Boris was in ratty mode again at the last Mayor’s Question Time before the election, and as ever when he’s in that mode very little light accompanied the heat – the Assembly is in election mode, of course. Rachel Holdsworth reports in a thoroughly disappointed mood for Londonist, accompanied by a photo of some kittens.
We’re not going to cover what was asked: questions were designed to allow Boris to air snatches of his stump speech or framed to allow opponents to attack his record; most were answered with reference to Labour policies past, present and future and contained nothing new.

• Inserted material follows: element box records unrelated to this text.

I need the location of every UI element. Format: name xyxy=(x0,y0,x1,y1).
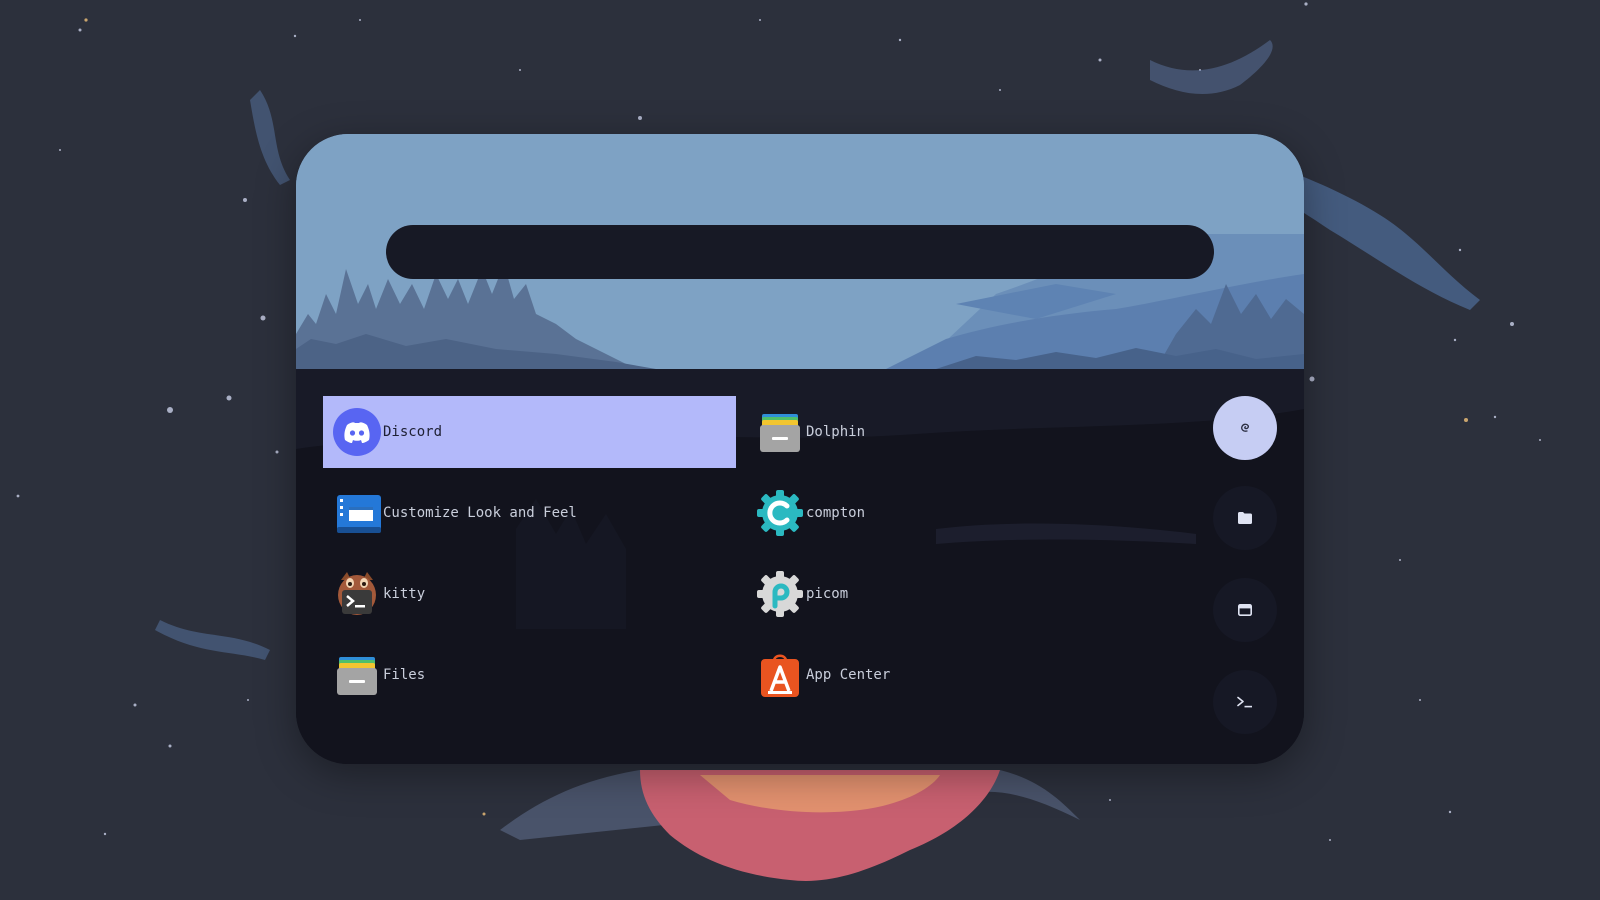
app-item-label: compton xyxy=(806,505,866,521)
app-launcher-window: Discord Dolphin Customize Look and Feel … xyxy=(296,134,1304,764)
app-item-discord[interactable]: Discord xyxy=(323,396,736,468)
mode-button-windows[interactable] xyxy=(1213,578,1277,642)
app-item-compton[interactable]: compton xyxy=(746,477,1159,549)
app-item-label: kitty xyxy=(383,586,426,602)
app-item-app-center[interactable]: App Center xyxy=(746,639,1159,711)
discord-icon xyxy=(333,408,381,456)
app-item-kitty[interactable]: kitty xyxy=(323,558,736,630)
files-icon xyxy=(333,651,381,699)
app-item-label: App Center xyxy=(806,667,891,683)
search-input[interactable] xyxy=(414,242,1186,262)
folder-icon xyxy=(1238,512,1252,524)
results-panel: Discord Dolphin Customize Look and Feel … xyxy=(296,369,1304,764)
app-item-label: picom xyxy=(806,586,849,602)
terminal-prompt-icon xyxy=(1237,696,1252,708)
compton-icon xyxy=(756,489,804,537)
app-item-label: Dolphin xyxy=(806,424,866,440)
app-item-label: Files xyxy=(383,667,426,683)
app-item-label: Discord xyxy=(383,424,443,440)
app-center-icon xyxy=(756,651,804,699)
mode-button-run[interactable] xyxy=(1213,670,1277,734)
dolphin-icon xyxy=(756,408,804,456)
picom-icon xyxy=(756,570,804,618)
mode-button-drun[interactable] xyxy=(1213,396,1277,460)
app-item-dolphin[interactable]: Dolphin xyxy=(746,396,1159,468)
app-item-customize-look-and-feel[interactable]: Customize Look and Feel xyxy=(323,477,736,549)
debian-swirl-icon xyxy=(1241,423,1249,432)
customize-look-icon xyxy=(333,489,381,537)
mode-button-files[interactable] xyxy=(1213,486,1277,550)
app-item-label: Customize Look and Feel xyxy=(383,505,577,521)
search-bar[interactable] xyxy=(386,225,1214,279)
kitty-icon xyxy=(333,570,381,618)
window-icon xyxy=(1238,604,1252,616)
header-landscape-banner xyxy=(296,134,1304,369)
app-item-picom[interactable]: picom xyxy=(746,558,1159,630)
app-item-files[interactable]: Files xyxy=(323,639,736,711)
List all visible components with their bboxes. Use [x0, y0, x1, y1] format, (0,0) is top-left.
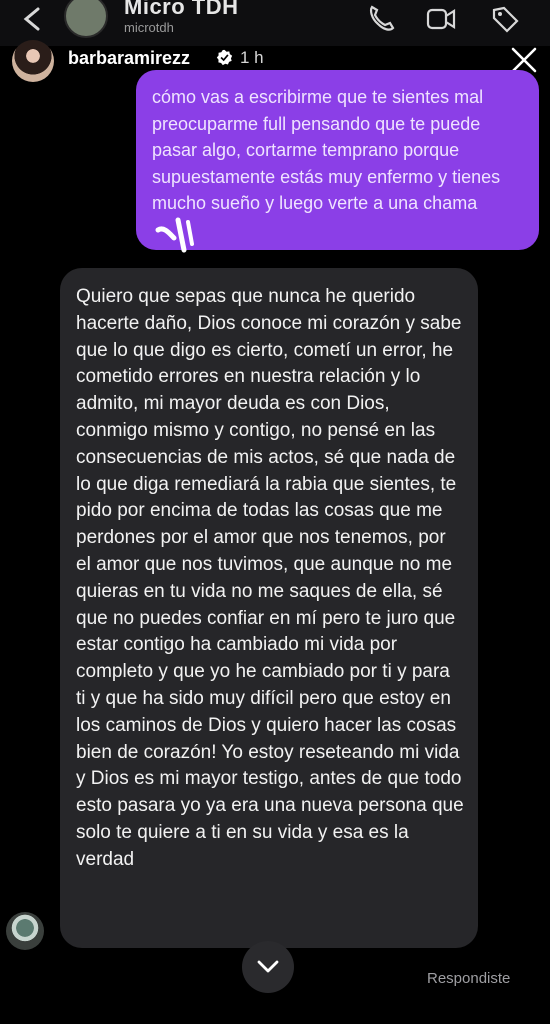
received-message-text: Quiero que sepas que nunca he querido ha…: [76, 286, 464, 870]
chat-avatar[interactable]: [64, 0, 108, 38]
chevron-down-icon: [257, 960, 279, 973]
story-avatar[interactable]: [12, 40, 54, 82]
verified-badge-icon: [216, 49, 233, 66]
chat-subtitle: microtdh: [124, 20, 174, 35]
back-arrow-icon[interactable]: [20, 6, 46, 32]
tag-icon[interactable]: [490, 4, 520, 34]
scribble-mark-icon: [155, 217, 194, 253]
sender-avatar[interactable]: [6, 912, 44, 950]
story-time: 1 h: [240, 48, 264, 67]
sent-message-text: cómo vas a escribirme que te sientes mal…: [152, 87, 501, 213]
story-username[interactable]: barbaramirezz: [68, 48, 190, 69]
reply-status: Respondiste: [427, 970, 511, 987]
background-chat-header: Micro TDH microtdh: [0, 0, 550, 46]
chat-title[interactable]: Micro TDH: [124, 0, 239, 20]
scroll-down-button[interactable]: [242, 941, 294, 993]
received-message-bubble: Quiero que sepas que nunca he querido ha…: [60, 268, 478, 948]
video-icon[interactable]: [426, 4, 456, 34]
phone-icon[interactable]: [366, 4, 396, 34]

So that’s the transparency agenda covered off, then. After all:
Tory group leader James Cleverly expressed concern at potentially coming across as a sycophant, to which Boris assured him that “being a sycophant is no crime here”
What’s more interesting is that the Times, which has been running its cyclesafe campaign for some weeks now after a staff member was put in a coma by a lorry has finally woken up that Boris is not the ‘militant cyclist’ he claims to be (at last Wednesday’s PQT, for instance) but is in fact the Mayor Who Wasn’t There for cyclists. This is nothing new to anyone who follows London’s cycling blogs – they long ago woke up to the Tory Assembly member’s perverse desire to shield Boris from any criticism of his cycling policies by walking out at the drop of a motion from Jenny Jones, but having Boris’s repeated sexist bullying of Val Shawcross exposed in a right-leaning national newspaper is a new one. The subject of debate was cycling casualties, old ground for Val, who famously exposed Boris’s Great Lie about cyclists killed by bendy buses, so there’s a bit of previous there.
It’s interesting, therefore, that the Times article is written in the style usually reserved for newspapers who’ve concluded a politician is wounded and needs a kicking:
Boris Johnson, Mayor of London, was accused of misleading Londoners over cycle safety today after an ill-tempered question time at City Hall.
Mr Johnson told the last session before Mayoral elections on May 3 that new figures showed that the rates of cyclists killed or seriously injured on all roads in the capital had fallen by six per cent since 2008.
However, the latest published statistics show that overall cycle casualty rates rose in 2008, 2009 and 2010. The number of casualties also rose in each of those three years from 859 in 2007 to 960 in 2008, 1,073 in 2009 and 1,255 in 2010 on the TfL network.
And so on. It is, all told, one of the very very few articles on Boris in the mainstream media to pierce the fun-loving Mayor image and find the bitter, unpleasant, and frankly rather sad man beneath. What is his problem with strong women?